Karolinska : multiplication par 4 des risques de neurinome de l’acoustique au-delà de 10 ans d’utilisation

Une confirmation de plus !

Une étude réalisée par l’Institut d’études suédois Karolinska (Institut de médecine environnementale) révèle que le risque de tumeur à l’oreille (neurinome*) est quatre fois plus important chez les personnes utilisant un téléphone portable depuis 10 ans ou plus.

Cette étude a été réalisée dans le cadre de la vaste enquête lancée à l’initiative de l’OMS et coordonnée par le CIRC (Centre international de la recherche sur le cancer) sous la direction d’Elisabeth Cardis.

Nous rappellerons ici que nous n’avons jamais réussi à obtenir le moindre renseignement sur cette enquête auprès du CIRC auquel nous nous étions adressés dès 2001. Nous ne connaissons pas les protocoles d’enquête retenus pas plus que les équipes qui y participent. Jusqu’à la publication des résultats de l’institut de Karolinska, la seule chose que nous savions était que la date de remise des résultats était retardé- d’année en année, d’abord 2003, puis 2004…

Il est vrai que si tous les résultats sont à l’image de ceux que viennent de rendre publics les chercheurs suédois, on comprend le peu d’enthousiasme que mettent les instances officielles à les diffuser.
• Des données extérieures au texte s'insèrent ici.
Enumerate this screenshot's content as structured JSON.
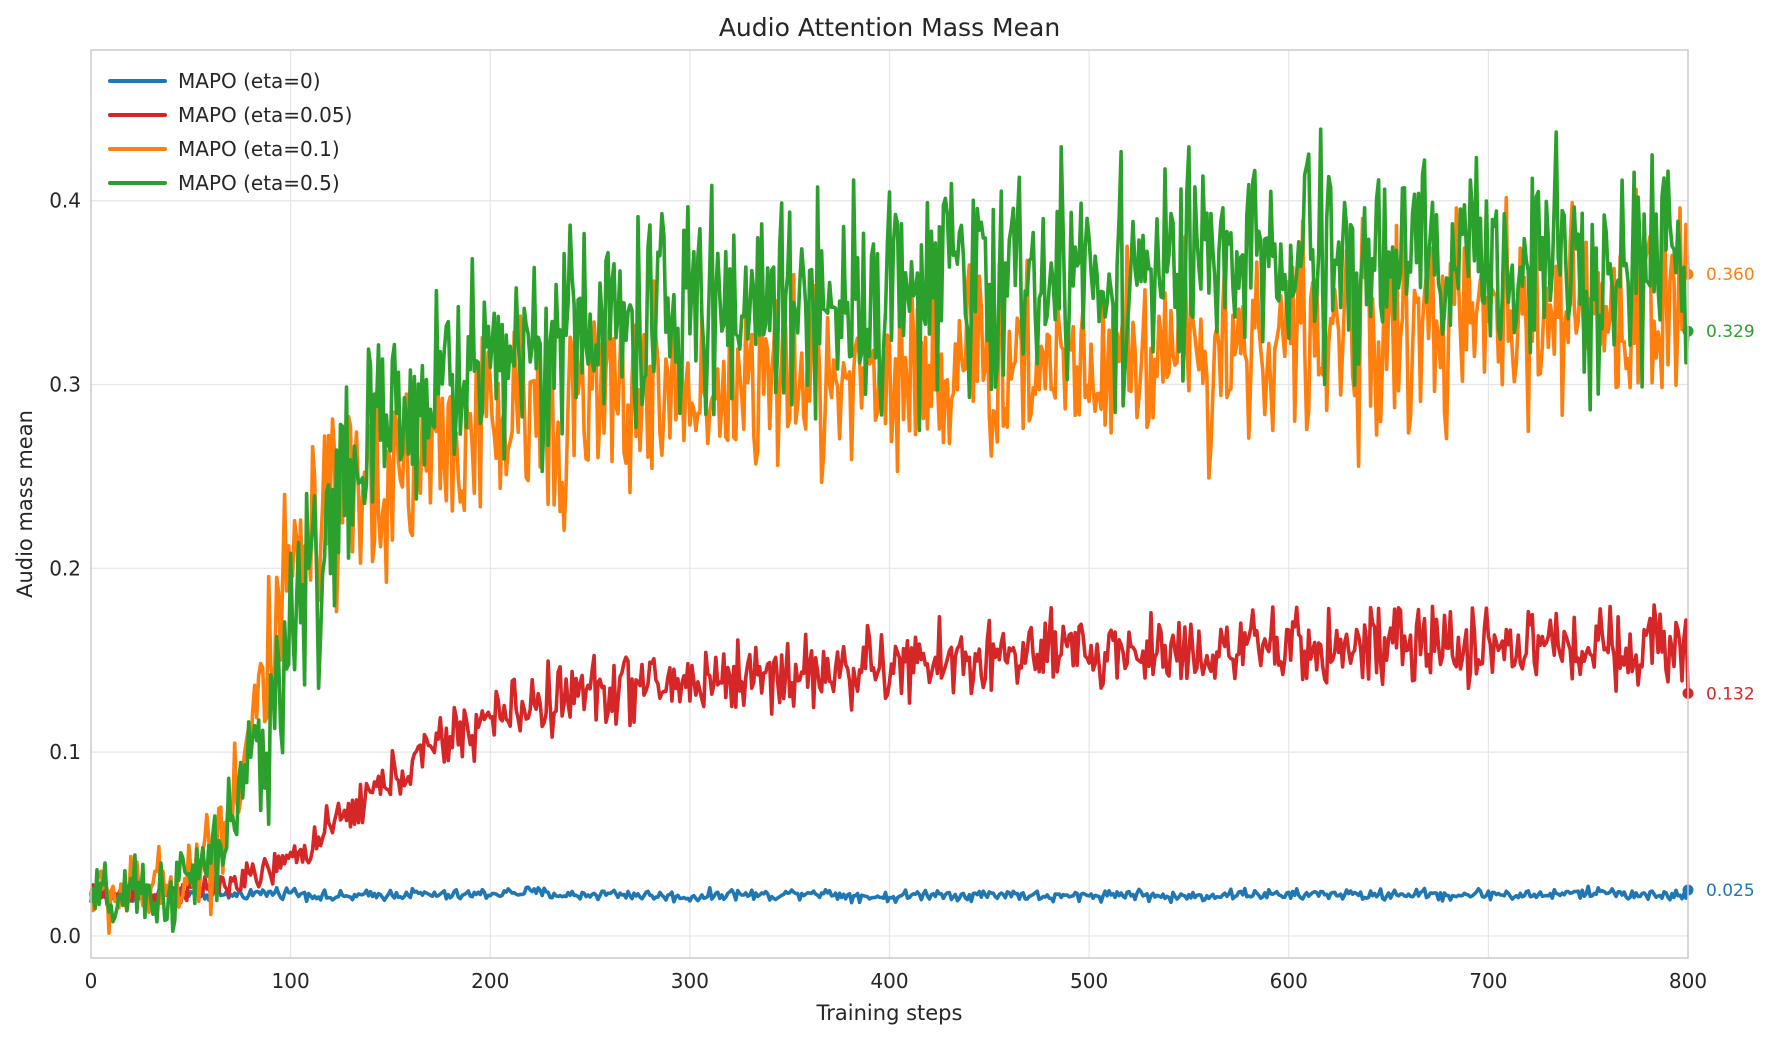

En effet, ces résultats nécessitent la prise de dispositions immédiates de gestion de risques qui seraient susceptibles de contrarier le développement de la téléphonie mobile et donc les intérêts financiers énormes qui sont en jeu. Le silence du ministère de la Santé à la suite de la publication des résultats de l’étude suédoise est donc, pour nous qui nous battons non seulement pour l’application immédiate du principe de précaution, mais plus encore pour une politique publique de gestion du risque, totalement assourdissant.

Les chercheurs de l’équipe suédoise ont travaillé sur les effets à long terme des portables sur le nerf auditif. Les résultats révèlent que si, en deçà d’un usage sur longue période (dix ans), on ne constate aucun effet statistiquement représentatif, il n’en va pas de même au-delà de cette durée d’utilisation.

Mais, nous dira-t-on, les chercheurs on travaillé sur les portables analogiques or maintenant ce sont des portables numériques qui sont commercialisés. Ceci est vrai. De là à conclure, comme le font déjà les opérateurs, que l’étude a montré qu’avec cette nouvelle génération de portables il n’aurait été observé aucun risque, il y a plus d’un pas. Les chercheurs ont, en effet, précisé, qu’ils n’avaient pas pu travailler sur les effets des téléphones numériques parce que nous n’avions pas le recul nécessaire quant à son utilisation par la population.

Ces résultats viennent enrichir le panel des études prouvant des effets sanitaires graves générés par l’exposition aux champs électromagnétiques de la téléphonie mobile. Après les études révélant une perméabilisation de la barrière hémato-encéphalique (Aubineau), celles montrant une augmentation des cancers du cerveau (Hardell), les résultats de l’équipe de Karolinska apparaissent comme un signal inquiétant de plus. On nous dira que l’usage du portable est un acte individuel et relève donc du libre-arbitre de chacun. Il ne pourra pourtant être considéré comme un acte totalement libre que lorsque chacun sera parfaitement informé des risques qu’il prend.

Nous interpelons le ministère de la Santé sur cette question (cf. lettre jointe). Parallèlement une question écrite lui sera posée à l’Assemblée par Pierre Goldberg, député de l’Allier.

Nous considérons que toute absence d’actions des pouvoirs publics ne peut que s’apparenter, en l’état d’actuel des connaissances, à une mise en danger de la vie d’autrui. De même, le lancement par les opérateurs de toute campagne promotionnelle à destination des publics jeunes, constitue, à nos yeux, une véritable infraction pénale.